9. Although this is often translated more euphemistically, I thought it best not to soften language which Jeremiah himself did not try to soften. He wanted his audience to feel the full effect of this chastisement.
10. Apparently the ancients used natron for handwashing. The BDB (sub נֶתֶר) points to a discussion by August Meineke in his Fragmenta comicorum on hand washing among the ancient Greeks.
11.Or “lye.”
12. The BDB indicates the meaning for this word is “to twist,” but since it is a hapax legomenon, and since the Aramaic word סרך means “to adhere,” and since even Rashi interprets it as “to cling” (as indicated in the Chabad translation), we will follow that lead.
13.Lit. “withhold.”
14.Lit. “the back of their neck.”
15. Indeed, in ancient Mesopotamia there were a number of gods worshiped in each of the larger cities, but each city had its chief god. Therefore, this statement may have been intended to liken them to Babylonia in their polytheistic practices.

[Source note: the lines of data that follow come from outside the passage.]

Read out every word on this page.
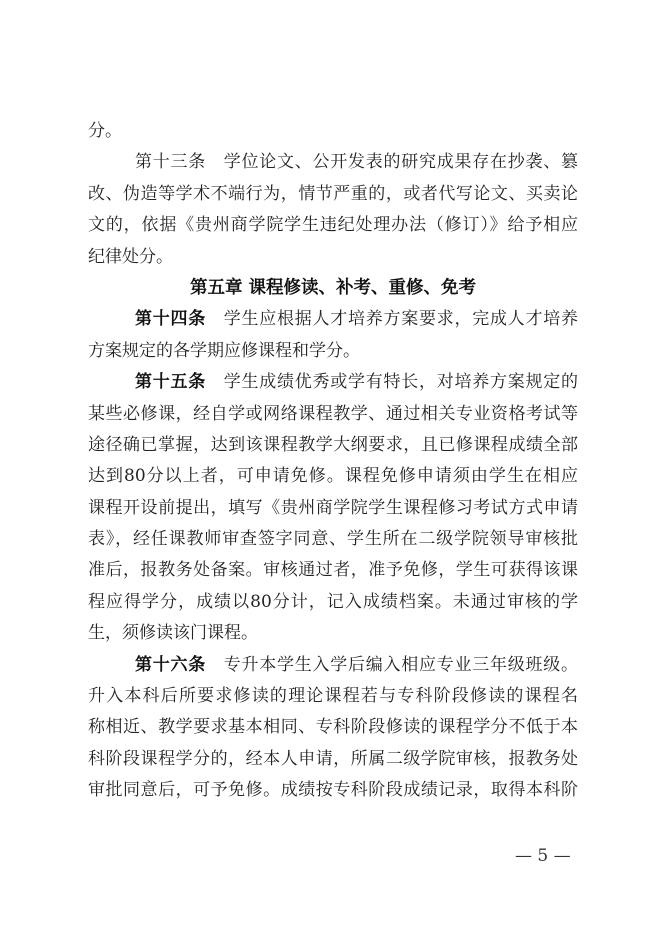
分。
第十三条　学位论文、公开发表的研究成果存在抄袭、篡
改、伪造等学术不端行为，情节严重的，或者代写论文、买卖论
文的，依据《贵州商学院学生违纪处理办法（修订）》给予相应
纪律处分。
第五章 课程修读、补考、重修、免考
第十四条　学生应根据人才培养方案要求，完成人才培养
方案规定的各学期应修课程和学分。
第十五条　学生成绩优秀或学有特长，对培养方案规定的
某些必修课，经自学或网络课程教学、通过相关专业资格考试等
途径确已掌握，达到该课程教学大纲要求，且已修课程成绩全部
达到80分以上者，可申请免修。课程免修申请须由学生在相应
课程开设前提出，填写《贵州商学院学生课程修习考试方式申请
表》，经任课教师审查签字同意、学生所在二级学院领导审核批
准后，报教务处备案。审核通过者，准予免修，学生可获得该课
程应得学分，成绩以80分计，记入成绩档案。未通过审核的学
生，须修读该门课程。
第十六条　专升本学生入学后编入相应专业三年级班级。
升入本科后所要求修读的理论课程若与专科阶段修读的课程名
称相近、教学要求基本相同、专科阶段修读的课程学分不低于本
科阶段课程学分的，经本人申请，所属二级学院审核，报教务处
审批同意后，可予免修。成绩按专科阶段成绩记录，取得本科阶
— 5 —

16. The verb form is written רדנו, but some authorities (and indeed the Peshitta translation reflects this) assume it is a shortened form of ירדנו.
17. The vowel pointing of the word in question in the MT is הָרָעוֹת, which means “the evils” or “the evil ones.” However, as pointed out previously, the vowels were added centuries after the consonantal text was written, and as it currently stands, it does not make much sense. But if we change just one of those vowels so that the word is written הָרֵעוֹת, the word would then mean “companions” and this may fit the context better. In that case, an alternate translation of the last part of this verse could be; “Therefore you have even taught (your) companions your methods/ways.”
18.To put it even more plainly, he says that they did not kill people who were in the act of committing a crime, but rather, they killed people who might have opposed or condemned the behavior of apostate Israel.